Bu haber The Washington Post gazetesi tarafından yayınlanmıştır:
Depremin ardından Suriyeliler yine endişeli: Nereye gidiyoruz?

KAHRAMANMARAS, Türkiye — Türk kurtarma ekipleri Çarşamba gecesi gri bir beton dağını yavaşça tararken, bir grup Suriyeli kollarını kavuşturmuş, yüzlerinde sert ifadelerle baktı.
On yılı aşkın bir süredir devam eden savaşın ardından bu tür sahnelerin yaygın olduğu Suriye’de, kurtarma ekipleri genellikle uygun ekipman olmadan doğrudan dalarlar ve genellikle büyük kişisel riskler alırlar. Genç bir adam, “İki gün içinde temizlerlerdi,” diye mırıldandı. Akrabaları onaylayarak homurdandı ve kayıp aile üyelerinin akıbetini öğrenmek için açık ateşin başında toplandılar.
Türkiye’nin harap olmuş Kahramanmaraş kentindeki birçok Suriyeli, yıllarca hava bombardımanı ve anlatılmamış kayıplar yaşadı. Ama onlar için bile 6 Şubat depremlerinden sonraki yıkımın ölçeğini anlamak mümkün değil. Sarsıntılar apartman komplekslerini yerle bir etti ve 43.000’den fazla insanı öldürdü. Ülkelerinden çoktan yerinden edilmiş, Türkiye’de ayrımcılığa zaten alışmış olan Suriyeliler şimdi yeni bir travma ve güvensizlikle karşı karşıya ve acı verici derecede tanıdık bir soruyla boğuşmak zorunda kalıyorlar: Şimdi nereye?

Türkiye, çatışma, zorluk ve hükümet baskısından kaçan Suriye’den gelen en az 4 milyon mülteci ve sığınmacıya ev sahipliği yapıyor ve bunların çoğu güney deprem bölgesinde yoğunlaşmış durumda. Eski komşularını son ekonomik gerileme de dahil olmak üzere Türkiye’nin sorunları için uygun günah keçisi olarak gören yerli politikacılar tarafından körüklenen Suriye karşıtı duygu yıllar içinde defalarca alevlendi. Şimdi Suriyeliler, ulusal bir trajedinin yaşandığı bir dönemde kıt kaynakları ele geçirmekle suçlanıyor.
10 yıldır Kahramanmaraş’ta yaşayan Halepli Ebu Hüseyin, “Sokakta kaldık” dedi. “Depremden önce bile [Suriyeliler] neredeyse sokaklardaydı.” diye ekledi.


Beş çocuk babası, şu anda geniş ailesinin ve onların Türk komşularının barındığı bir avuç çadırın bulunduğu küçük bir arazi parçasında konuştu.
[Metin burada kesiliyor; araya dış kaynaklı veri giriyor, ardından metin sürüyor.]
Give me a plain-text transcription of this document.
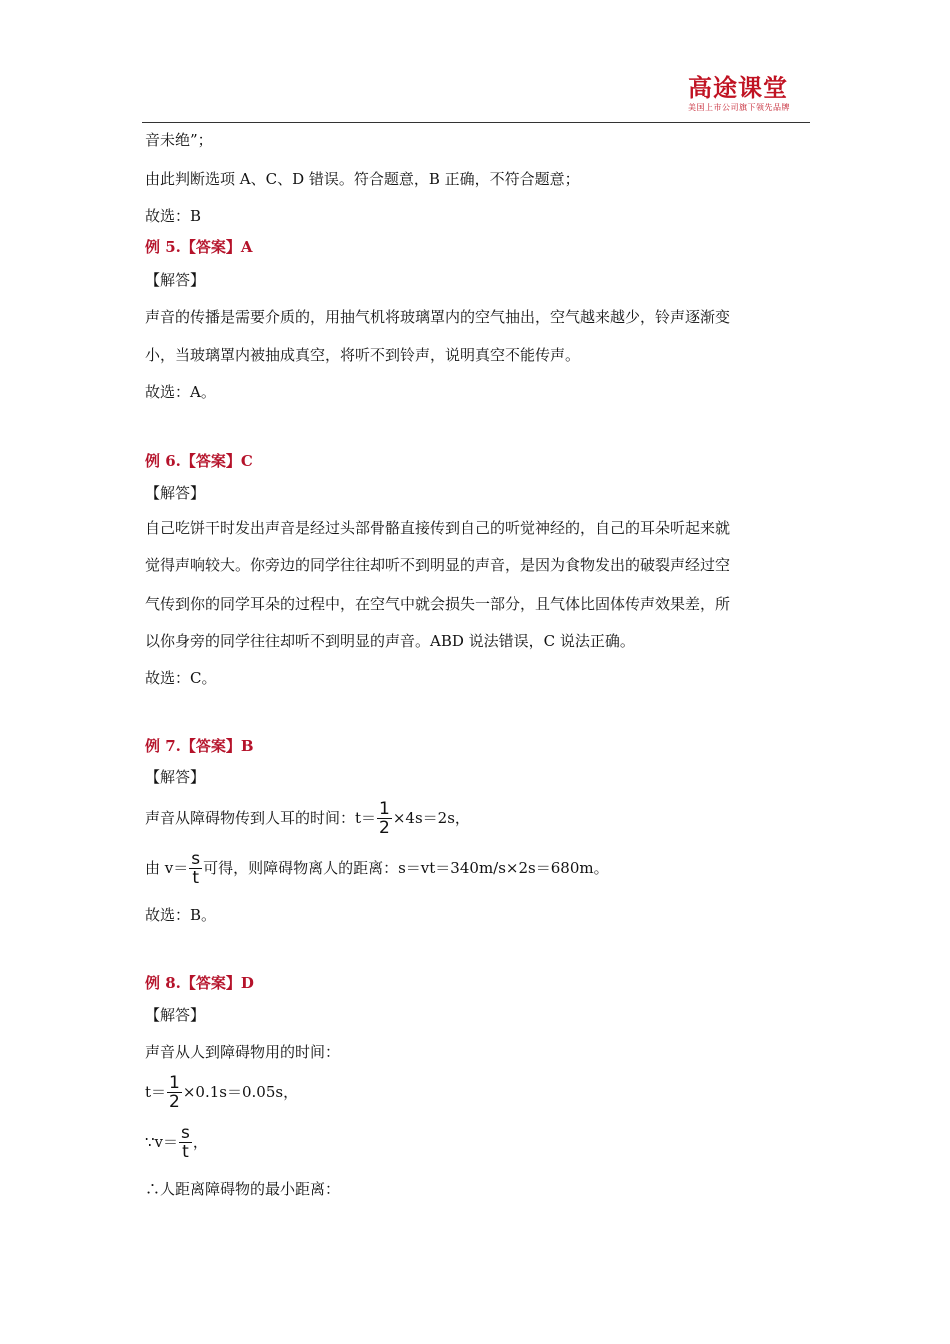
高途课堂
美国上市公司旗下领先品牌
音未绝”；
由此判断选项 A、C、D 错误。符合题意，B 正确，不符合题意；
故选：B
例 5.【答案】A
【解答】
声音的传播是需要介质的，用抽气机将玻璃罩内的空气抽出，空气越来越少，铃声逐渐变
小，当玻璃罩内被抽成真空，将听不到铃声，说明真空不能传声。
故选：A。
例 6.【答案】C
【解答】
自己吃饼干时发出声音是经过头部骨骼直接传到自己的听觉神经的，自己的耳朵听起来就
觉得声响较大。你旁边的同学往往却听不到明显的声音，是因为食物发出的破裂声经过空
气传到你的同学耳朵的过程中，在空气中就会损失一部分，且气体比固体传声效果差，所
以你身旁的同学往往却听不到明显的声音。ABD 说法错误，C 说法正确。
故选：C。
例 7.【答案】B
【解答】
声音从障碍物传到人耳的时间：$t= \frac{1}{2} \times 4s=2s$，
由 $v= \frac{s}{t}$ 可得，则障碍物离人的距离：s＝vt＝340m/s×2s＝680m。
故选：B。
例 8.【答案】D
【解答】
声音从人到障碍物用的时间：
$t= \frac{1}{2} \times 0.1s=0.05s$，
∵v＝ $\frac{s}{t}$ ，
∴人距离障碍物的最小距离：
Oğlu Hüseyin, kendisinin ve erkek kardeşinin günler önce Türkiye’nin afet yönetim kurumu AFAD’a üç aileyi barındıracak iki çadır için daha kayıt yaptırdıklarını söyledi. “Her gittiğimde bana belediye başkanına gitmemi söylüyorlar. Belediye başkanına gittiğimde bana hiçbir şey almadığını söylüyor. AFAD’a dönüyorum, belediye başkanının elinde olduğunu söylüyorlar” diyen Hüseyin Türklerin çadır aldığını gördüğünü ancak personelden birine bunu gösterdiğinde kendisine bağırıldığını sözlerine ekledi.
Kayınbiraderi Ahmed, “Bize Suriyeliler kenara çekilin diyorlar” diye ekledi. “Başka bir yerde birinin ‘Bu çadırda Suriyeliler var, boşaltın, içine Türkleri koyun’ dediğini duydum.” diyor.
Tacize uğramamak için sadece isimleriyle tanınmaları şartıyla konuşan aile üyeleri, bu yazı için görüşülen bir düzineden fazla Suriyelinin birçoğunun söylediği bir şeyi tekrarladı: Onların aksine Türkler felakete alışkın değil.
Ebu Hüseyin’in kızı Mushira, “Sıkıntılılar ve ilk kez başlarına böyle bir şey geliyor” dedi. “Biz alıştık: Suriye’den sürüldük ve buraya gelmek zorunda kaldık. Duruma alıştık ama onlar bu durumu zor buluyorlar.”
Mushira, iki gün önce bir kıyafet kuyruğunda beklerken bir kadının kendisine kızdığını anlattı. Mushira, “‘Siz her şeyi kendiniz için alın’ diye bağırdı” dedi. “Kendimi kaybettim. Çantayı yere attım ve ‘İşte’ dedim.
Alıştık, dedi kısaca. “Her şeye alıştık: yerinden edilmeye, adaletsizliğe, hakarete.”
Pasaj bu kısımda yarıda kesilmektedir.